Is that the Same Band I Knew and Loved?

The film Straight Outta Compton opens with a screen shot of Galaxy, a vinyl album by the ‘70s funk band War. Thus is the stage set for this story of the new generation of hip hop and gangsta rap artists and the success of N.W.A. as chronicled in this hard-hitting successful film.

Dr. Dre, Ice Cube, and Snoop Dogg were just learning to walk the streets of Compton when the music of War—a band also formed in southern California and popular in Compton, whose members included Howard Scott, BB Dickerson, Harold Brown, Lonnie Jordan, Charles Miller, Papa Dee Allen, and Lee Oskar—saturated popular radio playlists with hits like “Low Rider,” “Slipping Into Darkness,” “Cisco Kid,” “Spill the Wine,” “The World is a Ghetto,” “All Day Music,“ and “Why Can’t We Be Friends?” These classic hits served as an early influence for the seminal rhymers and rappers who would become known as N.W.A.

So where is War today? In 1981, the original band manager, Jerry Goldstein, was issued a trademark registration for War in his production company’s name.
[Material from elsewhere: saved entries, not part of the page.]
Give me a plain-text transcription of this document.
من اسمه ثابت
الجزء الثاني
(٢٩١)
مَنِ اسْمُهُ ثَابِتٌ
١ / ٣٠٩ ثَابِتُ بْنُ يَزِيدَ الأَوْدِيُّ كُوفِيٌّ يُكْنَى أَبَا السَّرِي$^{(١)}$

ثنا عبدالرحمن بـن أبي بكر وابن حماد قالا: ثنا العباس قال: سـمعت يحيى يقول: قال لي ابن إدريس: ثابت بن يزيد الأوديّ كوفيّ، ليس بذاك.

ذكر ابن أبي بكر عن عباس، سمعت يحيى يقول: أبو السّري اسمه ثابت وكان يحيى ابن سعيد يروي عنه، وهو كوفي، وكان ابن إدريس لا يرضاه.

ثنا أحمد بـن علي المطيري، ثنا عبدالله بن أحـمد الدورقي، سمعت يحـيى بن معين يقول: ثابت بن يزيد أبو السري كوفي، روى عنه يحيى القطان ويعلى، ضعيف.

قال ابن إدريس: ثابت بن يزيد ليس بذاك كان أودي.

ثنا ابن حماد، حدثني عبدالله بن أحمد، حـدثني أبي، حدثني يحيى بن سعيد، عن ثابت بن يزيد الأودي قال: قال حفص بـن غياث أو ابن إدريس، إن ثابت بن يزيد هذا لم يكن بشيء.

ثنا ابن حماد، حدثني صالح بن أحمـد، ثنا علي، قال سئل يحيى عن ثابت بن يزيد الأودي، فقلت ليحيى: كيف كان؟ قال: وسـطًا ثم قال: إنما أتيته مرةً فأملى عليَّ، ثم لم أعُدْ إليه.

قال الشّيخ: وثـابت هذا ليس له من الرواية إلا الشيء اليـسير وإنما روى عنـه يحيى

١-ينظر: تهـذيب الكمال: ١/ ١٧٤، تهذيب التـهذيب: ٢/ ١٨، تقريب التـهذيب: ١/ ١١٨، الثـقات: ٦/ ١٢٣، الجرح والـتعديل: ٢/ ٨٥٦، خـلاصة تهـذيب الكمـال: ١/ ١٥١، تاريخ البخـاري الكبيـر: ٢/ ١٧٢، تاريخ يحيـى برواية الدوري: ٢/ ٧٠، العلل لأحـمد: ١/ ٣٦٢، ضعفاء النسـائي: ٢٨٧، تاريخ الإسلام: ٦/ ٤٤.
Following extensive litigation, an injunction was issued in 1991 that prohibits the original band members from performing as War or using the trademark War in the advertising, performance, or promotion of any entertainment service.

You may, however, still find a group performing as War at state fairs and smaller venues. This band, managed by Jerry Goldstein, is advertised and promoted as War, but includes only one original member of the band (Lonnie Jordan). This so-called War is scheduled to perform at the Dakota in Minneapolis on January 24th and 25th.

The remaining original founding members of War, the ones who wrote and performed the iconic hit songs (Brown, Dickerson, Scott, and Oskar), continue to perform, but not as War. Due to the litigation with their former manager (sound familiar, N.W.A.?), the four artists most responsible for the music made popular by War during the 1970s are now forced to call themselves the “Lowrider Band.” They are even barred from referring to themselves as former members of the band. 

Who ever said the music industry was fair to artists?

But what about the fans? Are you a fan excited to see War perform at the Dakota next week? Perhaps you were one of the 22,060 fans who attended the War and Guess Who concert at the St. Paul Civic Center on August 8, 1974.  1If so, be forewarned. The group performing at the Dakota next week will not be the same ‘70s band you knew and loved. Lee Oskar will not be playing his trademark harmonica solos or saxophone riffs that so typified the War sound. BB and his bass will not be there. Neither will Scott’s guitar skills or Brown’s drum beats be on display.

Is this fair to you? If you purchased tickets to hear the Beatles perform, and instead of John, Paul, George, and Ringo taking the stage you were faced with Bob, Peter, Phil, and Ringo, I assume you would not be very happy. Even if they performed the same great Beatle songs, I bet you would feel ripped off. How could they advertise the performance as a Beatles concert with only one original member taking the stage? You would not expect to hear a bunch of musicians hired by the manager to play Beatles songs. Wouldn’t it be better to be truthful and advertise the show as Ringo and some friends performing Beatles songs?

If you do go, I hope you enjoy the show. But if you want to hear the original War vibe with the iconic classic songs performed by the artists who actually wrote and performed the music before sold-out venues worldwide, you will not find it at the Dakota. You will have to wait to see the Lowrider Band.

1Great trivia question: What was the best attended single concert in the history of the St Paul Civic Center before it was demolished? Most answer the Rolling Stones, Grateful Dead, or other popular ‘70s bands, but few know that it was the Guess Who and WAR concert in 1974. Remember American Woman?  [Editor’s Note: One of us—you might be able to guess who (no pun intended)—actually was there. Whatever happened to $3 concert tickets?]

1 comment :

  1. I was at that concert on August 8, 1974 and I heard Nixon resign right along with you and thousands of other fans. What a night! I remember the entire crowd screaming, yelling, and applauding for joy. How do I support the Lowrider Band?